Currencies are always traded in pairs. A typical pair would be EUR/USD
(Euro over US dollars). The first currency is the base. The second
currency is the counter currency. The pair can be viewed, as the amount
of the secondary currency that is needed to buy 1 unit of the first
currency. If you were to buy the above pair you would buy Euro and
simultaneously selling US dollars. If the pair were sold the reverse
would happen you would sell the Euro and buy the US dollar. This might
sound confusing but simply think of the pair as one item and you are
buying or selling one item. If you think the Euro will go up against the
US dollar you buy the EUR/USD pair. If you think the EUR will decrease
against the US dollar you sell the EUR/USD pair.
When you see forex quotes
you will see two numbers. If we use the EUR/USD as an example you might
see 1.2350/1.2355 the first number 1.2350 is the bid price and is the
price traders are prepared to buy euros against the US dollar. The
second number 1.2355 is the offer price and is the price traders are
prepared to sell the EURO against the US dollar. The difference between
the bid and the offer price is the called the spread. The spread for the
major currencies is usually 3 to 5 pips (explained later).
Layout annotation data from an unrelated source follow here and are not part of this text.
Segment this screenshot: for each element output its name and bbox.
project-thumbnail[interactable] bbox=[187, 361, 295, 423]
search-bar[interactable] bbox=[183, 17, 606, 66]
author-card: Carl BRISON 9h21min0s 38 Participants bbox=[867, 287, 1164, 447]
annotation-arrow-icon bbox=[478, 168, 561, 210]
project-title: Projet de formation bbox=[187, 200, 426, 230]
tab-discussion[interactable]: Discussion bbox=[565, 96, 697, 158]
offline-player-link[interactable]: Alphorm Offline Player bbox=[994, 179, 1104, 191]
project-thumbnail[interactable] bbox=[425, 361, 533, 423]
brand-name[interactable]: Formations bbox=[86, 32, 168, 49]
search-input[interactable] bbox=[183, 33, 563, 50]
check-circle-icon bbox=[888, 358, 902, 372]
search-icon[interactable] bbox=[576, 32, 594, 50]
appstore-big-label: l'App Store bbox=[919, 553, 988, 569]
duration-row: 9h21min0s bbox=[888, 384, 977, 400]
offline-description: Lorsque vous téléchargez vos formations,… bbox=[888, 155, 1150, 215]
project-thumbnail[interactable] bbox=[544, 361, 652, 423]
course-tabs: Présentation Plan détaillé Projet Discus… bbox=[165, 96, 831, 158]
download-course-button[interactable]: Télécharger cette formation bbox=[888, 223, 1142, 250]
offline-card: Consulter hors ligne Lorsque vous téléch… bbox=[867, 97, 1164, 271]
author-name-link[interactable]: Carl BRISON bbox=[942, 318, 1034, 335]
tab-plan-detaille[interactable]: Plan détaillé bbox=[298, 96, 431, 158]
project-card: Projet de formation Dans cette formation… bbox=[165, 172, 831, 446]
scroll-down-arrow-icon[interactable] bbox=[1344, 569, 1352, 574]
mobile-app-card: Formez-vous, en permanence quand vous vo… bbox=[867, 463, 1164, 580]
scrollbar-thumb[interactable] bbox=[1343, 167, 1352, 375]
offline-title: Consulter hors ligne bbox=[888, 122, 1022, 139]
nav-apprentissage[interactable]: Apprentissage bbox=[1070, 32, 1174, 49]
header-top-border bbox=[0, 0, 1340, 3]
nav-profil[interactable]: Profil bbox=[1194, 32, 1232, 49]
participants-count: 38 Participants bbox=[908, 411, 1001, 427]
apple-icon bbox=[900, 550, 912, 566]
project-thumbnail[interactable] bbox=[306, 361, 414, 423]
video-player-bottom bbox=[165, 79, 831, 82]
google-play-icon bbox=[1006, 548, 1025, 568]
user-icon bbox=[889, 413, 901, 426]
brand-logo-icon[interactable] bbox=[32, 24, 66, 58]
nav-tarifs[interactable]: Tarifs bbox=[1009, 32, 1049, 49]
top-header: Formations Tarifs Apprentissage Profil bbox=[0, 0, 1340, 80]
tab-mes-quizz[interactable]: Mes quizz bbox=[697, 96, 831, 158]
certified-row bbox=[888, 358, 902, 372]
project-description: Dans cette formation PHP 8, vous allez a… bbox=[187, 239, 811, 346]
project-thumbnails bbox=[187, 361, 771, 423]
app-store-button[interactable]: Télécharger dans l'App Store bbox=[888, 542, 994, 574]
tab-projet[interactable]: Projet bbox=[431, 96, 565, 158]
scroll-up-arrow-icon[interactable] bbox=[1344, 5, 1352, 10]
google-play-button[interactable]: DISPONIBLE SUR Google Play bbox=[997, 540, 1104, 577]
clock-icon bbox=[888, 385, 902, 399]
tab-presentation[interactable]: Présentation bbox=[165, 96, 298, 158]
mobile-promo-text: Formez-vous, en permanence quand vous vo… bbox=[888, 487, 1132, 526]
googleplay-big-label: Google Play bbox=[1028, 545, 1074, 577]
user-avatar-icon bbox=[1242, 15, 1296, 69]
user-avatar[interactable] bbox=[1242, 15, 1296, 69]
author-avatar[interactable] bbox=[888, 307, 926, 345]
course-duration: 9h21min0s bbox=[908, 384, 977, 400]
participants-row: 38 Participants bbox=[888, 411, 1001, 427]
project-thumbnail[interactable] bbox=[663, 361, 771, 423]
The most common increment of currencies is the pip. If the EUR/USD moves
from 1.2350 to 1.2351 that is one pip. A pip is the last decimal point
of quotation. Most currencies quoted to 4 decimal points. The exception
is the Yen, which is quoted to 2 decimal points eg 139.41. The term pip
is just forex lingo so if a forex trader says the EURO has gone up 20 pips against the US dollar add 20 points to decimal part of EUR/USD pair.
Forex is traditionally
traded in lots also referred to as contracts. The standard size for a
lot is $100,000. In the last few a mini lot size of 10,000 dollars has
been introduced and this has become increasing popular. Forex trading is leveraged with most forex
brokers offering 1% margins. This means you can control one standard
lot of $100000 with $1000. Typically you would need a minium of $2500 to
open a standard size forex account.
A mini account can be opened with $300 with most forex brokers. To trade a one mini lot you need a margin of $100, which in
turn controls $10000. If the currency goes up 1% and if you traded one
mini lot of $10000 you would make $100 dollars or 100% of your original
margin. Forex trading is a very lucrative market to get into and it is suggested that traders new to forex trading trade a mini account for an extended amount of time. Trading a mini account is a low cost entry to the forex market, as only $300 is required to open an account. You can still make money while you become more experienced in forex
trading. You can trade one mini lot until you have made your first $100
dollars then start trading 2 mini lots. As you gain more experience you
can trade standard sized lots.
Forex trading is becoming
increasing popular with traders of other financial products. It can be
traded in amounts a lot smaller than other financial products, which
makes learning forex trading safer than other markets. Forex trading can be a very lucrative market, which no trader can dismiss.